Tell me and I forget. Teach me and I remember. Involve me and I learn. Benjamin Franklin

Sunday, November 24, 2013

States of War: How the Nation-State Made Modern Conflict

By Andreas Wimmer

Foreign Affairs - November 7, 2013

To explain recent conflicts in countries such as Syria or Sudan, observers have been quick to point their fingers at proximate causes specific to our times: the power vacuum created by the end of the Cold War offered opportunities for rebels to fill the void; the recent globalization of trade flooded the developing world with cheap arms; rising global consumer demand generated new struggles over oil and minerals; jihadist groups spread using networks of fighters trained in Afghanistan and Pakistan.
Yet such explanations miss a bigger picture. If we extend the time horizon beyond the Cold War to include the entire modern period -- from the American and French revolutions to today -- we can see repeating patterns of war and conflict. These patterns are related to the formation and development of independent nation-states.
Until the eighteenth century, empires, dynastic kingdoms, tribal confederacies, and city-states governed most of the world.
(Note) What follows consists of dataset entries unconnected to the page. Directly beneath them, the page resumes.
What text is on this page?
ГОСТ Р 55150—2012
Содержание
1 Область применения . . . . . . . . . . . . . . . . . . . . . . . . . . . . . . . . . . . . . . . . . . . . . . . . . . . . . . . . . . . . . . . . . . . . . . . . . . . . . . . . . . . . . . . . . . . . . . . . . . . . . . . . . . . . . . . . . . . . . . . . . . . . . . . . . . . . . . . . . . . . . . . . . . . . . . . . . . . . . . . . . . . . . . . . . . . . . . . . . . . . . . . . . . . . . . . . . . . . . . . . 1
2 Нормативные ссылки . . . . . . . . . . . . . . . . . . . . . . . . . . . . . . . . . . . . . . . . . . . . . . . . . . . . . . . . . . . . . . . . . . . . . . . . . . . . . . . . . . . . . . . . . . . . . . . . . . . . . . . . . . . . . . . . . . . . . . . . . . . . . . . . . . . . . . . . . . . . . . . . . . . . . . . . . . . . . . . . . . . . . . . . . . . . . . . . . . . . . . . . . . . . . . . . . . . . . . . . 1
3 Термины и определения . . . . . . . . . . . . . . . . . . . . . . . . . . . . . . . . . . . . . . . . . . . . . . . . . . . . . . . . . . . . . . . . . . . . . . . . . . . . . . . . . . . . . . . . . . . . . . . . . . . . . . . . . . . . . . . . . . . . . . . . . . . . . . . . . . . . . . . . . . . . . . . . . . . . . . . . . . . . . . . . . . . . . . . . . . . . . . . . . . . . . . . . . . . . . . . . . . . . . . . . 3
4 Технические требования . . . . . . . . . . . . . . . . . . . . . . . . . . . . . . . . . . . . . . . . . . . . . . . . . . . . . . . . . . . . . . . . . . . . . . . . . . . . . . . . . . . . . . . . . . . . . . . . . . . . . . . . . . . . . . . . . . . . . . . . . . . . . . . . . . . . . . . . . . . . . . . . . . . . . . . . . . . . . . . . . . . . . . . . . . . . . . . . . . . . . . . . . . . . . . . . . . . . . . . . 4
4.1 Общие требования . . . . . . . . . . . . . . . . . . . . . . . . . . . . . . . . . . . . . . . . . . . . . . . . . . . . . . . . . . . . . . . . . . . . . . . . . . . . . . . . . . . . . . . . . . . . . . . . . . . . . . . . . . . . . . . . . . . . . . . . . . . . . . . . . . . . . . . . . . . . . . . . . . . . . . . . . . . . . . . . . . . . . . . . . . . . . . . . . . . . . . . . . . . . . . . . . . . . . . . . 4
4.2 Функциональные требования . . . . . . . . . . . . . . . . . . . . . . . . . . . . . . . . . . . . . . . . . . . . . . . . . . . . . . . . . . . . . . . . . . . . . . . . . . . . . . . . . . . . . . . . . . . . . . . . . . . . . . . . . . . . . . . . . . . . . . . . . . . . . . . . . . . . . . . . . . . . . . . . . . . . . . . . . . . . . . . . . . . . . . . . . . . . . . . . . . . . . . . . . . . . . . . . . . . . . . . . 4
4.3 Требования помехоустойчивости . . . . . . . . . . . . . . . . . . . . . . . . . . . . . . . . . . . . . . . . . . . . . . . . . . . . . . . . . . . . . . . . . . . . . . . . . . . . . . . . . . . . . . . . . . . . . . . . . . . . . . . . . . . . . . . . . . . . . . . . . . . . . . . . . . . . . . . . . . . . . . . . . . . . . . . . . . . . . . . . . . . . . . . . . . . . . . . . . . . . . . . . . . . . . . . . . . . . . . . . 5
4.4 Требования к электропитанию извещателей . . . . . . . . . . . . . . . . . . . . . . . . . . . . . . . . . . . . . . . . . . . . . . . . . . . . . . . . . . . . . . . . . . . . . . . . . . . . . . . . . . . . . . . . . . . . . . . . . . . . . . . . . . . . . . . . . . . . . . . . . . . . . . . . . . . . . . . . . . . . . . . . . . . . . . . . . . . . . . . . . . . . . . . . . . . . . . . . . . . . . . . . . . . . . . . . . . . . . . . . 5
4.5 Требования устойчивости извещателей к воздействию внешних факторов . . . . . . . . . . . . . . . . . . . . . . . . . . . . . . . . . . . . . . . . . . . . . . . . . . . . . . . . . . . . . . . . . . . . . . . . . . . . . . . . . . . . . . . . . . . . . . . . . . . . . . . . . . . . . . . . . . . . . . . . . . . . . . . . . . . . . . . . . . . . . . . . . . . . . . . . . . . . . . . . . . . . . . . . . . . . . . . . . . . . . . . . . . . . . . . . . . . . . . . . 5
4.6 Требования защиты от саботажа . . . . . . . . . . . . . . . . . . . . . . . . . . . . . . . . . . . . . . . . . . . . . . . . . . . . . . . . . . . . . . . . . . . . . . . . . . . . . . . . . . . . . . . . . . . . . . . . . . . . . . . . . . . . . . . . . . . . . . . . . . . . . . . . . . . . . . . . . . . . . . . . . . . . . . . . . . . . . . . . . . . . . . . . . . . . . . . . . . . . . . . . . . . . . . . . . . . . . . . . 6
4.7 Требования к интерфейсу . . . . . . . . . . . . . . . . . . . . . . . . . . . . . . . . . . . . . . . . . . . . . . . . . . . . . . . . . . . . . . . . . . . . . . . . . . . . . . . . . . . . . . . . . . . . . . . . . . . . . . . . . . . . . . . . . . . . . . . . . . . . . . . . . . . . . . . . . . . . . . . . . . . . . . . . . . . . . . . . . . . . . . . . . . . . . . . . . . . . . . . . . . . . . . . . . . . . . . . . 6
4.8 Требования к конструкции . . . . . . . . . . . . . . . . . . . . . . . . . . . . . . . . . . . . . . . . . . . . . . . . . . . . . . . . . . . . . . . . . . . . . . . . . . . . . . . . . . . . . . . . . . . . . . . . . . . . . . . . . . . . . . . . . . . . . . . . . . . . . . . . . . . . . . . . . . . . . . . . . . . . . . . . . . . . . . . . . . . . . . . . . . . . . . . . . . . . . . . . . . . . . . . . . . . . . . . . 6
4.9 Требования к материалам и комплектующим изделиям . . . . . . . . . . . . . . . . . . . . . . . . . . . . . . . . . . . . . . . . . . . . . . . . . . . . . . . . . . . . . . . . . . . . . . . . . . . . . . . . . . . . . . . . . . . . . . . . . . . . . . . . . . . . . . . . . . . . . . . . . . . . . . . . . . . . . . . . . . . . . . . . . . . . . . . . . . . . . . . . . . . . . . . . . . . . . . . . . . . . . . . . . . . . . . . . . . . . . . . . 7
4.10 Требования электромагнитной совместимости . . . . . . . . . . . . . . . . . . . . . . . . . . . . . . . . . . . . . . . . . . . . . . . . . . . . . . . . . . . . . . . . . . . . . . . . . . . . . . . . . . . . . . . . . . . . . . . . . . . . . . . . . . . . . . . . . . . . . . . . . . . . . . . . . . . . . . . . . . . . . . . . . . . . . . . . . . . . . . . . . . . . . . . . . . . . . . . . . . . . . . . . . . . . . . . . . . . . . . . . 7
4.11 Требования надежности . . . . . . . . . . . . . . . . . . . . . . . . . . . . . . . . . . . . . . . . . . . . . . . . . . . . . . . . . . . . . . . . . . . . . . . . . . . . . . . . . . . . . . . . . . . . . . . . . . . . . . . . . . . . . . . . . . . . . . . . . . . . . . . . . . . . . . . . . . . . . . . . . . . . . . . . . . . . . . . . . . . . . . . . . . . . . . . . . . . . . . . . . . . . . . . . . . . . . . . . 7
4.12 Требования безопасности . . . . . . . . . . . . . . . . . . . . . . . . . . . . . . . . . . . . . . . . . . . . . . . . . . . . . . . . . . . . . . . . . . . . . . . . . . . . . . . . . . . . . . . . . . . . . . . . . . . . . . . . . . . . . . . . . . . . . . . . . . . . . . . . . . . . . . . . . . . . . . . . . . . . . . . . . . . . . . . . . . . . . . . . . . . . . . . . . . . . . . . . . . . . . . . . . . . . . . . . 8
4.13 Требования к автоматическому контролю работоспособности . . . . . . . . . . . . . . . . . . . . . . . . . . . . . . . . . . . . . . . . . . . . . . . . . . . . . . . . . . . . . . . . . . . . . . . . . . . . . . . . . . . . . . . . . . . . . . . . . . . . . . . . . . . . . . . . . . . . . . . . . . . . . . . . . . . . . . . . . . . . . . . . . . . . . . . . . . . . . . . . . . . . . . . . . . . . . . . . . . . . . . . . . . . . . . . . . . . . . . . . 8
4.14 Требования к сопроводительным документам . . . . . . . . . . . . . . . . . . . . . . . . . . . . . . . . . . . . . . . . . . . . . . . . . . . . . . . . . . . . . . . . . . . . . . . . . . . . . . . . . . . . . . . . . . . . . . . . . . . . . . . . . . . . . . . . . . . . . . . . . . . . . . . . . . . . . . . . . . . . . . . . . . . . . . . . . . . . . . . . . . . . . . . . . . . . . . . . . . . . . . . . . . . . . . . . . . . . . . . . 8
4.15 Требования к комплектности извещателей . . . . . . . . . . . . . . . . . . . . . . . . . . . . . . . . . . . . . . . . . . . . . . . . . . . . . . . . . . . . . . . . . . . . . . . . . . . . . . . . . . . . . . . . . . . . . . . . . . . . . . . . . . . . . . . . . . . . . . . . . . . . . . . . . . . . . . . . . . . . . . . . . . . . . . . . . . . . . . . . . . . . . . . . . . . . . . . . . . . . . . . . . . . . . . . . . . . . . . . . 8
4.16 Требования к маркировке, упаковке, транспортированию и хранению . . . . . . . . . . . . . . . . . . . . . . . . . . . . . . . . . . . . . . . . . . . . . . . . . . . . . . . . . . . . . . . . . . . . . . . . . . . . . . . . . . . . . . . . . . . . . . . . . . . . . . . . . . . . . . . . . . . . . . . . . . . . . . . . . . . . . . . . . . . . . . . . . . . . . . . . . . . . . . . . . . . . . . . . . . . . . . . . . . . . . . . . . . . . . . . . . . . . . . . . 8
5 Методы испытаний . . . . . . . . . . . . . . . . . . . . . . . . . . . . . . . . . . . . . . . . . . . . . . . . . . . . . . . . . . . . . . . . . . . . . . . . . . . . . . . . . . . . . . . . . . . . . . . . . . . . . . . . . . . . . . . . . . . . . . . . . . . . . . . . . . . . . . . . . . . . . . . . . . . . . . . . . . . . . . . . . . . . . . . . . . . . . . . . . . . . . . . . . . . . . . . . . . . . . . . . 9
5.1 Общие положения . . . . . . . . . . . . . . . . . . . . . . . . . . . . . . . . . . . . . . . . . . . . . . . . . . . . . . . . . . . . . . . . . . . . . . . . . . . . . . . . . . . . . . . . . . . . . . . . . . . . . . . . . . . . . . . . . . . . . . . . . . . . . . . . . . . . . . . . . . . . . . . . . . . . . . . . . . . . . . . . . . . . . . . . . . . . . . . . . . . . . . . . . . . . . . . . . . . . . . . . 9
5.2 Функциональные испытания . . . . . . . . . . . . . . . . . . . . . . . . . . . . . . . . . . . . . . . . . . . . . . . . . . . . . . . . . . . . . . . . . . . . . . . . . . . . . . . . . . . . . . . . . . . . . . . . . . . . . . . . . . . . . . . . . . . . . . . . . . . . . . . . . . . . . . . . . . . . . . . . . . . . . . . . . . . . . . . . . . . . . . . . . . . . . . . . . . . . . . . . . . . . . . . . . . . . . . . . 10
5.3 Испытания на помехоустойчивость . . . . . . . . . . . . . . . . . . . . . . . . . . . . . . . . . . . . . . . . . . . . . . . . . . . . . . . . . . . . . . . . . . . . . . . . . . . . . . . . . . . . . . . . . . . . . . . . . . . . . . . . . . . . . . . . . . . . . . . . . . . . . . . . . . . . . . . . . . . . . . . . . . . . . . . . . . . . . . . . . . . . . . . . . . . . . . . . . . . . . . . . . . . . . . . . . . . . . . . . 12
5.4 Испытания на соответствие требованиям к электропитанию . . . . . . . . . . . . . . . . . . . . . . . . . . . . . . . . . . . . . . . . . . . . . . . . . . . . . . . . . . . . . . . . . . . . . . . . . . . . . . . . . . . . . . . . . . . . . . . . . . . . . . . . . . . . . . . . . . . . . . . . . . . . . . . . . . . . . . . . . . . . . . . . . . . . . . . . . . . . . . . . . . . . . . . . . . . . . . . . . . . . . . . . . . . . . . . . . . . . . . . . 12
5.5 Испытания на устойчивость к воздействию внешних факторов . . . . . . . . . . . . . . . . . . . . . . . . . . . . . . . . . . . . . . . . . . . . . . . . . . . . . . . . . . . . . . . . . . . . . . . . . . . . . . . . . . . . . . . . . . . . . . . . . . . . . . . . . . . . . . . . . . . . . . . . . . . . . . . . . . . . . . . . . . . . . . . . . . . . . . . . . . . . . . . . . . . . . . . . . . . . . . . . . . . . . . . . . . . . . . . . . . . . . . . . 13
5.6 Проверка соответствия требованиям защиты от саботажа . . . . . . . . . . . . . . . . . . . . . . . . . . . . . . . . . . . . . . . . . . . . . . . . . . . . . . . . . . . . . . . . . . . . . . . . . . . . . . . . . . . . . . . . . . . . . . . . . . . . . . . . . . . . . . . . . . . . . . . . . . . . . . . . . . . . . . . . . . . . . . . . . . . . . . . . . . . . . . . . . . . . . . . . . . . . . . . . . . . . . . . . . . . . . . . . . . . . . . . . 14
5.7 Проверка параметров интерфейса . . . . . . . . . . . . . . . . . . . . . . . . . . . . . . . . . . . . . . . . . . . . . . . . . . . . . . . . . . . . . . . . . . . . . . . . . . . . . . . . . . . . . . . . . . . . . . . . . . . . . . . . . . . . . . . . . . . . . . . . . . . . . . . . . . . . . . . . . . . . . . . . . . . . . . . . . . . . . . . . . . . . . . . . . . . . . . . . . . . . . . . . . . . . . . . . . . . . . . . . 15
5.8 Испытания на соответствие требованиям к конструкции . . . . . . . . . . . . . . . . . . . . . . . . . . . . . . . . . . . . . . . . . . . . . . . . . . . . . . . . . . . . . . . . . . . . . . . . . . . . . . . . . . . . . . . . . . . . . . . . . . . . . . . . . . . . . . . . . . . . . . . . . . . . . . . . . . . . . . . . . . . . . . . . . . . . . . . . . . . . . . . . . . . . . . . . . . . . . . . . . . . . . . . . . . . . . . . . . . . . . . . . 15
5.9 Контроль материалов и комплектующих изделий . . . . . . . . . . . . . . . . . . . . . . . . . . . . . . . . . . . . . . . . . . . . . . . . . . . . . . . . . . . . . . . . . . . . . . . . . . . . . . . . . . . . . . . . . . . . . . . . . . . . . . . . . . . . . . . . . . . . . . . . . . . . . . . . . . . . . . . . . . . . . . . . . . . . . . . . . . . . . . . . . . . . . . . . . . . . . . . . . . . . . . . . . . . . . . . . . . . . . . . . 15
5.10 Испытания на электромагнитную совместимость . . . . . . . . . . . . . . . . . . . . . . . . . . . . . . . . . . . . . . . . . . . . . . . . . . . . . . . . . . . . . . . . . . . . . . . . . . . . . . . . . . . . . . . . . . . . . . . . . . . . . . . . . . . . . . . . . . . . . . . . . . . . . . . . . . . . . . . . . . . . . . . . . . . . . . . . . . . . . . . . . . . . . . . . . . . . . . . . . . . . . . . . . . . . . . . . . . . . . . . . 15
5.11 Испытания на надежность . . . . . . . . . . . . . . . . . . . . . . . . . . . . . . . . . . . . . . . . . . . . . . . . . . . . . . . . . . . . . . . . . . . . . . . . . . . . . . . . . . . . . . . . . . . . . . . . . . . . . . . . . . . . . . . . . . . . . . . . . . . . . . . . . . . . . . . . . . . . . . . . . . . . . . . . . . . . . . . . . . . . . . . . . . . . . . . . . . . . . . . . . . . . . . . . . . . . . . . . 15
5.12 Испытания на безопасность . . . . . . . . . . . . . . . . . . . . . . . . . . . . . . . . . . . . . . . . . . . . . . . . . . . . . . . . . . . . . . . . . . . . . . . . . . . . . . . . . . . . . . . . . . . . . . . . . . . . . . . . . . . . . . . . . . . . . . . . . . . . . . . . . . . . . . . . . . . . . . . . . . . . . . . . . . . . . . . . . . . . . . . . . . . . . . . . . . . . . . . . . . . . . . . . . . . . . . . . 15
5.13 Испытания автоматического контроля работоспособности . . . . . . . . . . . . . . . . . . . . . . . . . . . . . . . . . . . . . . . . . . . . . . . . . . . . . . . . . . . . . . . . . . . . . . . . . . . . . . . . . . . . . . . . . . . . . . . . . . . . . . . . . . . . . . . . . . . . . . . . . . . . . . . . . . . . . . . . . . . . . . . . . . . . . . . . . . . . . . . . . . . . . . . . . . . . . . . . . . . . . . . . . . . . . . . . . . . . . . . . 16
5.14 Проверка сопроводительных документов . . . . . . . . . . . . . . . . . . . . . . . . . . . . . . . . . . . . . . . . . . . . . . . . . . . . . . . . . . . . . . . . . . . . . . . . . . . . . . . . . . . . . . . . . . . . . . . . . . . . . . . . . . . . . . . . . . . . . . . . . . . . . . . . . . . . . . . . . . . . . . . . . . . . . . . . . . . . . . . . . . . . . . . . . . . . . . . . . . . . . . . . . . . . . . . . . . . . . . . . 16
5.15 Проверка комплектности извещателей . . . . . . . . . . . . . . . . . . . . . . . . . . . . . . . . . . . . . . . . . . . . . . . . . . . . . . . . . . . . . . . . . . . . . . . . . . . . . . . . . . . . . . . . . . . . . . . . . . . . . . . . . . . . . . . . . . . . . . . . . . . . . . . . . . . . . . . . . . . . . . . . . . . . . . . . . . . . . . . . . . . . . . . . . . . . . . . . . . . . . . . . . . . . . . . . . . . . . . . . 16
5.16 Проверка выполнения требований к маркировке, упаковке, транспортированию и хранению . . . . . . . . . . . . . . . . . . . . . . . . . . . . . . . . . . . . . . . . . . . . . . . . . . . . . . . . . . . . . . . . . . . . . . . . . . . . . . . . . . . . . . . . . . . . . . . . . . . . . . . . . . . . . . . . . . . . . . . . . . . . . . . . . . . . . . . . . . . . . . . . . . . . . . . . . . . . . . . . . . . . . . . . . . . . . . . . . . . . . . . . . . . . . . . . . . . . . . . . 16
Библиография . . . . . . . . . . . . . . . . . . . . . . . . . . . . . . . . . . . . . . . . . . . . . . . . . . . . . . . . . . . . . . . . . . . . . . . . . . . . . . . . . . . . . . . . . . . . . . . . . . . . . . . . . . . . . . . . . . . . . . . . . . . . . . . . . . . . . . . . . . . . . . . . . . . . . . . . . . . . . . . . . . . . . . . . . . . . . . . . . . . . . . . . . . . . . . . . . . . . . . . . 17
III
This changed when nationalists introduced the notion that every “people” deserved its own government. They argued that ethnic likes should rule over likes. In other words, Slovaks should be governed by Slovaks, not the House of Hapsburg; and Americans by Americans, not the British crown. Over the past two centuries, in wave after wave of nation-state formation, this new principle of political legitimacy transformed the world.